Great Many Arrows' is the 6th studio album from Damien Dubrovnik, the Danish duo of Loke Rahbek and Christian Stadsgaard. It is also the 200th release on their Posh Isolation label, marking 8 years for both the label and project. The label's inception came with Damien Dubrovnik's debut album, and since then the two have been inseparable. Without Damien Dubrovnik there would most likely have been no Posh Isolation, and vice versa.
'Great Many Arrows' is undoubtedly a high point in the varied discographies of both Rahbek and Stadsgaard. It is the most realized Damien Dubrovnik recording to date, and a standout in Posh Isolation's troves.As a record, 'Great Many Arrows' manages to translate the intensity of the duo's often unrestrained live shows in to carefully crafted studio productions. Unlike the pair's earlier and largely electronic recordings, the compositions on 'Great Many Arrows' set organs, cellos, violas, wind and other acoustic instruments against the backdrop of an electronic landscape.
The new toolset is as apparent on the surface as it is in the enclosed detail, taking the project further from its noise roots than it has ever been. This is not to say that Rahbek and Stadsgaard have traded ferocity for formal constraint. It is rather the opposite. While 'Great Many Arrows' is certainly the pair's most 'musical' work to date, its veneer of accessibility might also make it their most terrifying.
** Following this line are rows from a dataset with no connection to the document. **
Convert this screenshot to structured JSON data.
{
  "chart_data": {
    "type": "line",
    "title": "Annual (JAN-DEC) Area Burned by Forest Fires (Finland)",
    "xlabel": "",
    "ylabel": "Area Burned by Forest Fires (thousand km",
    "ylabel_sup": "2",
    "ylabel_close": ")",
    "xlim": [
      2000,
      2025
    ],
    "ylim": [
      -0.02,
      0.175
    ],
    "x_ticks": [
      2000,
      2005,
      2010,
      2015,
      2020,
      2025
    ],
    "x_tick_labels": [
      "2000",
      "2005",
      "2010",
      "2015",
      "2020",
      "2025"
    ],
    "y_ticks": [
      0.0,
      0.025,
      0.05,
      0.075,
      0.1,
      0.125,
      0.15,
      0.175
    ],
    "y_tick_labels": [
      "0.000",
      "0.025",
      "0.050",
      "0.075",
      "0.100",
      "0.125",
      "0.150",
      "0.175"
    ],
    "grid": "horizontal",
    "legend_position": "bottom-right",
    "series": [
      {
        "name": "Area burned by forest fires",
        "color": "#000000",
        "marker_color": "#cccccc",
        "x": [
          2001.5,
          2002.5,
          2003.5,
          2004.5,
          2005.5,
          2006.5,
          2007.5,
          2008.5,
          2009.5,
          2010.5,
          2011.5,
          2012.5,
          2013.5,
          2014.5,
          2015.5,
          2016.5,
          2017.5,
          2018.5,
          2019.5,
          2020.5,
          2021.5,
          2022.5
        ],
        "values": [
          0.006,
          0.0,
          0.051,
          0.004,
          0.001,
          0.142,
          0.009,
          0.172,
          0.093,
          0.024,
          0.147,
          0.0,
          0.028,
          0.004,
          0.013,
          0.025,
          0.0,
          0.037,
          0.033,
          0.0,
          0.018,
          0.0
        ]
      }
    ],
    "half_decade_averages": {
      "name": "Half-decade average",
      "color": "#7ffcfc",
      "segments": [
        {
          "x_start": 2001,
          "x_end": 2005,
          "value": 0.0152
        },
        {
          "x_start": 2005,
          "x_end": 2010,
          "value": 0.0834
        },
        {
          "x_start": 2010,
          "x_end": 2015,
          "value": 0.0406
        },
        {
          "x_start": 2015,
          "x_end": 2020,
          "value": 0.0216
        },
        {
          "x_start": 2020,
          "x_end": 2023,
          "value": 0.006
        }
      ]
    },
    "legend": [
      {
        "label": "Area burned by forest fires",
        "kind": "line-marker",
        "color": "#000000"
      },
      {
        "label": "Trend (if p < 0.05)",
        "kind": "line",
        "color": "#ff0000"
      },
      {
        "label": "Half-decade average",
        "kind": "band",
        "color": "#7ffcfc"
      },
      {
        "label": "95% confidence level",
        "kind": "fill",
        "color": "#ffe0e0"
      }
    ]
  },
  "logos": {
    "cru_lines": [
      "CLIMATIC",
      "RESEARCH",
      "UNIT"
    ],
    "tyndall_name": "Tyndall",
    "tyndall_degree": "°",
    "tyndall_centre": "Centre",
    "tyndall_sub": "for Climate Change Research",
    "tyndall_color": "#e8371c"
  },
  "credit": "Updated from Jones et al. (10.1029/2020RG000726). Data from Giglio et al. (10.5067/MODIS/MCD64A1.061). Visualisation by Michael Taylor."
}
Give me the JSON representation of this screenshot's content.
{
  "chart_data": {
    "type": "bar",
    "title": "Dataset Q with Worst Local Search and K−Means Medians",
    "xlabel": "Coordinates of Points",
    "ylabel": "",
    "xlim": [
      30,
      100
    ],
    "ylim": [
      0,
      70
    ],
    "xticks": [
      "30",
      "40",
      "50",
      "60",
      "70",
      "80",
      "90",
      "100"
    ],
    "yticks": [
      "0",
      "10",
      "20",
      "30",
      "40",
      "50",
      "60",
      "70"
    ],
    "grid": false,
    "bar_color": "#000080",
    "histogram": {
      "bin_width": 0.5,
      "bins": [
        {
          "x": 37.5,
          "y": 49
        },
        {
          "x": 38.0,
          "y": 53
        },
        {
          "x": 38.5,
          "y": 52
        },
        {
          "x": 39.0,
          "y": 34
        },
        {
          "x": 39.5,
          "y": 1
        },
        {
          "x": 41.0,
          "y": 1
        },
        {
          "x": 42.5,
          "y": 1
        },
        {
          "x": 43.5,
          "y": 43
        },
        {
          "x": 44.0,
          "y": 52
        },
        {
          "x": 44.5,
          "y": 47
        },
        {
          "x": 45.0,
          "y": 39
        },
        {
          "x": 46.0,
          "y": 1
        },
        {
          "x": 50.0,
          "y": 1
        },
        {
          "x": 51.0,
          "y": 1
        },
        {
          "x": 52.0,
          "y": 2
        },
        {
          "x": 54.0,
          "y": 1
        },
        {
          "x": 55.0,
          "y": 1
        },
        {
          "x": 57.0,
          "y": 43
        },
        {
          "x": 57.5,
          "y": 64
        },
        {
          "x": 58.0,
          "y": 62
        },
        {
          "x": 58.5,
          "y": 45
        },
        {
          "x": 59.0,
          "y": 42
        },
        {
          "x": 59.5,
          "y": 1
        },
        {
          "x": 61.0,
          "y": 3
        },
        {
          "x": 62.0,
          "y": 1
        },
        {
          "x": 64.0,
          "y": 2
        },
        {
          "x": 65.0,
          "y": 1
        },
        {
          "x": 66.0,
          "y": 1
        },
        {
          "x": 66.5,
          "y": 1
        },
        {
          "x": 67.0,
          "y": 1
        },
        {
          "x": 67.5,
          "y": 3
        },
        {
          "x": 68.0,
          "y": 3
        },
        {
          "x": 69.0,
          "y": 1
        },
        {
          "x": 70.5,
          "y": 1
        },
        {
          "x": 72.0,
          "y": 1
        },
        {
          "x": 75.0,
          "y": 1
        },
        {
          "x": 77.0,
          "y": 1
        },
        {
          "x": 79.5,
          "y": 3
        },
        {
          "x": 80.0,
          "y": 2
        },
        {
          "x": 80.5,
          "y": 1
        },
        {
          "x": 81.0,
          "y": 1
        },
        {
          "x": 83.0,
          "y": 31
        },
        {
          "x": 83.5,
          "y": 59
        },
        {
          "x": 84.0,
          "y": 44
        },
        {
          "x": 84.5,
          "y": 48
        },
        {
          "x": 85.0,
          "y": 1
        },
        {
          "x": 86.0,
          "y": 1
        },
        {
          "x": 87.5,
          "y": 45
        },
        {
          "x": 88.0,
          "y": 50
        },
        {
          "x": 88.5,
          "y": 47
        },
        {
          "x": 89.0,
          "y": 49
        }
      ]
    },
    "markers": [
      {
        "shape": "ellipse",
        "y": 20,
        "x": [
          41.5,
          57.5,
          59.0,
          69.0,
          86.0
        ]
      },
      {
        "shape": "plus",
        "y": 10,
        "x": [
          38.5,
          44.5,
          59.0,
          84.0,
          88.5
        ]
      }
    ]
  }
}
The strength of the recording lies here in the interaction between the melodic, acoustic instrumentation and the bulldozing electronics. Moments of beauty and light are transfigured into utter chaos and rage, the mesmerising change an expression of the equal and opposite form's natural sway as it beckons and slips between its own passing.
'Great Many Arrows' takes its name from a historic archery competition in Kyoto, Japan, in which archers would shoot as many arrows as possible for a 24 hour period. On April 26, 1686, Wasa Daihachiro from Kishoe« successfully shot 8,133 out of 13,053 arrows, averaging 544 arrows an hour, or 9 arrows a minute, becoming the record holder.